Description
Farmer John has been informed of the location of a fugitive cow and wants to catch her immediately. He starts at a point N (0 ≤ N ≤ 100,000) on a number line and the cow is at a point K (0 ≤ K ≤ 100,000) on the same number
line. Farmer John has two modes of transportation: walking and teleporting.
* Walking: FJ can move from any point X to the points X - 1 or X + 1 in a single minute
* Teleporting: FJ can move from any point X to the point 2 × X in a single minute.
If the cow, unaware of its pursuit, does not move at all, how long does it take for Farmer John to retrieve it?
Output
Line 1: The least amount of time, in minutes, it takes for Farmer John to catch the fugitive cow.
Hint
The fastest way for Farmer John to reach the fugitive cow is to move along the following path: 5-10-9-18-17, which takes 4 minutes.

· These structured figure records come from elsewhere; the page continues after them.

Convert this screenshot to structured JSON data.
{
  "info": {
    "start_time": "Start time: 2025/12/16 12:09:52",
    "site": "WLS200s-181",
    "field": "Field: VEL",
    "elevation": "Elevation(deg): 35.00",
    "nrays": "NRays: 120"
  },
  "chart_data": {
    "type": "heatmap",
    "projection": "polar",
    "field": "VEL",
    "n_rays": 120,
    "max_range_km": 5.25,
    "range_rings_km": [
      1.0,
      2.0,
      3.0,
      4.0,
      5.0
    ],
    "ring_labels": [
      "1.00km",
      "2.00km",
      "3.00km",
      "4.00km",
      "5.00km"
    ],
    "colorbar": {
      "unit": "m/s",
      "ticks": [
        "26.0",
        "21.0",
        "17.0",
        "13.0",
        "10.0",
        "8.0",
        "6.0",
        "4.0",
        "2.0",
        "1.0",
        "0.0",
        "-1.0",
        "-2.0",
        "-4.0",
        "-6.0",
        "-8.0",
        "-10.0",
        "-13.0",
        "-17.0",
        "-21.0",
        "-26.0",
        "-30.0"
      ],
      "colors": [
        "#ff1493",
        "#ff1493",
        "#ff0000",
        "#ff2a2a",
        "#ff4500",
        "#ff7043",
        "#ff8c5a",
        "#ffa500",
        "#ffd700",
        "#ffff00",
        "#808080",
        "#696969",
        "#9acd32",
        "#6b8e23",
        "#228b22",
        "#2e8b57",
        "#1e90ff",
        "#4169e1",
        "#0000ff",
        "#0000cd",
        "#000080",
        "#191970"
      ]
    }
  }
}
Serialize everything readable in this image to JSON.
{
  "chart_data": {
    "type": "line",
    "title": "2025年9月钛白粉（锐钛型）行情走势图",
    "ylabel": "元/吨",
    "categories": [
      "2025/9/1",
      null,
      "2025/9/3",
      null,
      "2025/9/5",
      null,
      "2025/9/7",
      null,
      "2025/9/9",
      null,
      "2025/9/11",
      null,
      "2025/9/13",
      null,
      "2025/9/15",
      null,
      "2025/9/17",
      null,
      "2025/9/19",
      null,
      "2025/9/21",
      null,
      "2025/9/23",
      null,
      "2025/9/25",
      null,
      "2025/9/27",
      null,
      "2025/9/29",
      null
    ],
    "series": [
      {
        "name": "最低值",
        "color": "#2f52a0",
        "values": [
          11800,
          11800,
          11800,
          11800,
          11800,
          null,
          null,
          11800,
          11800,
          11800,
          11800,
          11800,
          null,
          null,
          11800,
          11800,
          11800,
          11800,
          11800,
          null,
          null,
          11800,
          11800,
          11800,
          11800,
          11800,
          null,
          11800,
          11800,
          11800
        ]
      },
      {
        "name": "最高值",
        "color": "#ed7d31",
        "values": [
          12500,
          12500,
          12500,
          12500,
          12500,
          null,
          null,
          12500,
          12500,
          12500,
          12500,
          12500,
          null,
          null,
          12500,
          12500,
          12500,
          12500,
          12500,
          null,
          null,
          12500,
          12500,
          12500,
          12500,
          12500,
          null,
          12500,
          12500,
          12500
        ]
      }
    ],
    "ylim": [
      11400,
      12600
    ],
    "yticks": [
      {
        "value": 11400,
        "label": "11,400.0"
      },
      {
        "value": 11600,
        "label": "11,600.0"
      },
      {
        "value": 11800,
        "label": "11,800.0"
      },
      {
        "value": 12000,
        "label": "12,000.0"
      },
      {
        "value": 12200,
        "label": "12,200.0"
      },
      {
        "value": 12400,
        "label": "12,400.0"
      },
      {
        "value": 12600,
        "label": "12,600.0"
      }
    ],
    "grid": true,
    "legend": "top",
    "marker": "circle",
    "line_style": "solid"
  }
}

注意数组要开大一些,否则会Runtime Error
#include<stdio.h>
#include<stack>
#include<queue>
#include<string.h>
using namespace std;
int state[200010];
int N,K;
int dir[3][2]={{1,-1},{1,1},{2,0}};
queue<int> record;
int BFS(){
if(N==K) return 0;
record.push(N);
state[N]=1;
while(!record.empty()){
int cur,temp;
cur=record.front();
record.pop();
for(int a=0;a<3;a++){
temp=cur*dir[a][0]+dir[a][1];
if(temp==K) return state[cur];
if(temp>=0&&temp<200010){
if(!state[temp]){
record.push(temp);
state[temp]=state[cur]+1;
}
}
}
}
}
int main(){
memset(state,0,sizeof(state));
cin>>N>>K;
int step;
step=BFS();
cout<<step<<endl;
return 0;
}